1. Hierarchical Delegation
Complex goals decompose into task graphs. An orchestrator agent breaks work into sub-tasks and delegates to specialized worker agents, each with distinct skills and access credentials. Workers can delegate further, creating hierarchies of arbitrary depth. Context is quarantined between execution boundaries.
2. Persistent Memory
Deep agents accumulate knowledge over time. They remember past decisions, build working artifacts, maintain dashboards of ongoing state, and evolve their own instructions. Per-agent Docker volumes, GitHub sync, shared folders, and dashboard.yaml provide the substrate for continuous improvement.
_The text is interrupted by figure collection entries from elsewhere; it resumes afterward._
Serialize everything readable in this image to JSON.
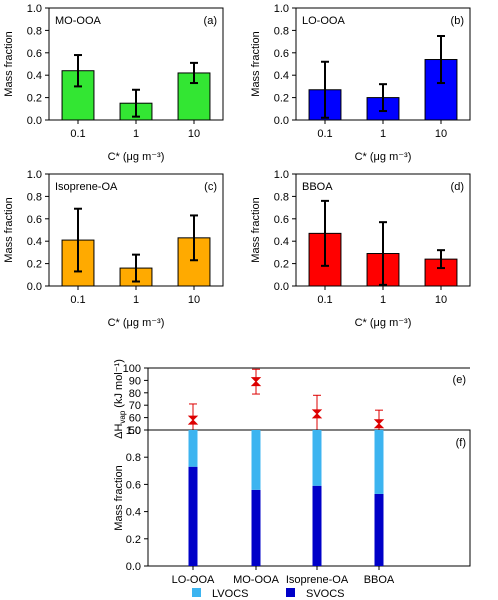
{
  "chart_data": [
    {
      "panel": "(a)",
      "type": "bar",
      "title": "MO-OOA",
      "categories": [
        "0.1",
        "1",
        "10"
      ],
      "values": [
        0.44,
        0.15,
        0.42
      ],
      "errors": [
        0.14,
        0.12,
        0.09
      ],
      "xlabel": "C* (μg m⁻³)",
      "ylabel": "Mass fraction",
      "ylim": [
        0,
        1.0
      ],
      "yticks": [
        "0.0",
        "0.2",
        "0.4",
        "0.6",
        "0.8",
        "1.0"
      ],
      "color": "#33e633"
    },
    {
      "panel": "(b)",
      "type": "bar",
      "title": "LO-OOA",
      "categories": [
        "0.1",
        "1",
        "10"
      ],
      "values": [
        0.27,
        0.2,
        0.54
      ],
      "errors": [
        0.25,
        0.12,
        0.21
      ],
      "xlabel": "C* (μg m⁻³)",
      "ylabel": "Mass fraction",
      "ylim": [
        0,
        1.0
      ],
      "yticks": [
        "0.0",
        "0.2",
        "0.4",
        "0.6",
        "0.8",
        "1.0"
      ],
      "color": "#0000ff"
    },
    {
      "panel": "(c)",
      "type": "bar",
      "title": "Isoprene-OA",
      "categories": [
        "0.1",
        "1",
        "10"
      ],
      "values": [
        0.41,
        0.16,
        0.43
      ],
      "errors": [
        0.28,
        0.12,
        0.2
      ],
      "xlabel": "C* (μg m⁻³)",
      "ylabel": "Mass fraction",
      "ylim": [
        0,
        1.0
      ],
      "yticks": [
        "0.0",
        "0.2",
        "0.4",
        "0.6",
        "0.8",
        "1.0"
      ],
      "color": "#ffaa00"
    },
    {
      "panel": "(d)",
      "type": "bar",
      "title": "BBOA",
      "categories": [
        "0.1",
        "1",
        "10"
      ],
      "values": [
        0.47,
        0.29,
        0.24
      ],
      "errors": [
        0.29,
        0.28,
        0.08
      ],
      "xlabel": "C* (μg m⁻³)",
      "ylabel": "Mass fraction",
      "ylim": [
        0,
        1.0
      ],
      "yticks": [
        "0.0",
        "0.2",
        "0.4",
        "0.6",
        "0.8",
        "1.0"
      ],
      "color": "#ff0000"
    },
    {
      "panel": "(e)",
      "type": "scatter",
      "categories": [
        "LO-OOA",
        "MO-OOA",
        "Isoprene-OA",
        "BBOA"
      ],
      "values": [
        58,
        89,
        63,
        55
      ],
      "errors": [
        13,
        10,
        15,
        11
      ],
      "ylabel": "ΔH",
      "ylabel_sub": "vap",
      "ylabel_unit": "(kJ mol⁻¹)",
      "ylim": [
        50,
        100
      ],
      "yticks": [
        "50",
        "60",
        "70",
        "80",
        "90",
        "100"
      ],
      "color": "#dd0000"
    },
    {
      "panel": "(f)",
      "type": "bar",
      "stacked": true,
      "categories": [
        "LO-OOA",
        "MO-OOA",
        "Isoprene-OA",
        "BBOA"
      ],
      "series": [
        {
          "name": "SVOCS",
          "values": [
            0.73,
            0.56,
            0.59,
            0.53
          ],
          "color": "#0000c8"
        },
        {
          "name": "LVOCS",
          "values": [
            0.27,
            0.44,
            0.41,
            0.47
          ],
          "color": "#3cb4f0"
        }
      ],
      "ylabel": "Mass fraction",
      "ylim": [
        0,
        1.0
      ],
      "yticks": [
        "0.0",
        "0.2",
        "0.4",
        "0.6",
        "0.8",
        "1.0"
      ],
      "legend_order": [
        "LVOCS",
        "SVOCS"
      ],
      "legend_position": "bottom"
    }
  ]
}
3. Extreme Context Engineering
Every token in the prompt carries signal. Instructions are layered: platform-level directives, role-specific CLAUDE.md files, skill definitions, and runtime state combine into a coherent instruction set that gives the model exactly what it needs.
4. Autonomous Operations
Agents execute on schedules, monitor their own health, recover from failures, and escalate to operators only when they judge it necessary. The platform provides scheduling, alerting, and self-healing infrastructure; the agent decides when and how to use it.
Pillars Working Together
The four pillars are not independent features — they compound. An orchestrator delegates to a worker whose persistent memory contains the project context, whose engineered prompt defines exactly how to process the task, running on a cron schedule with no human in the loop. Remove any pillar and the system degrades from autonomous agent to interactive assistant.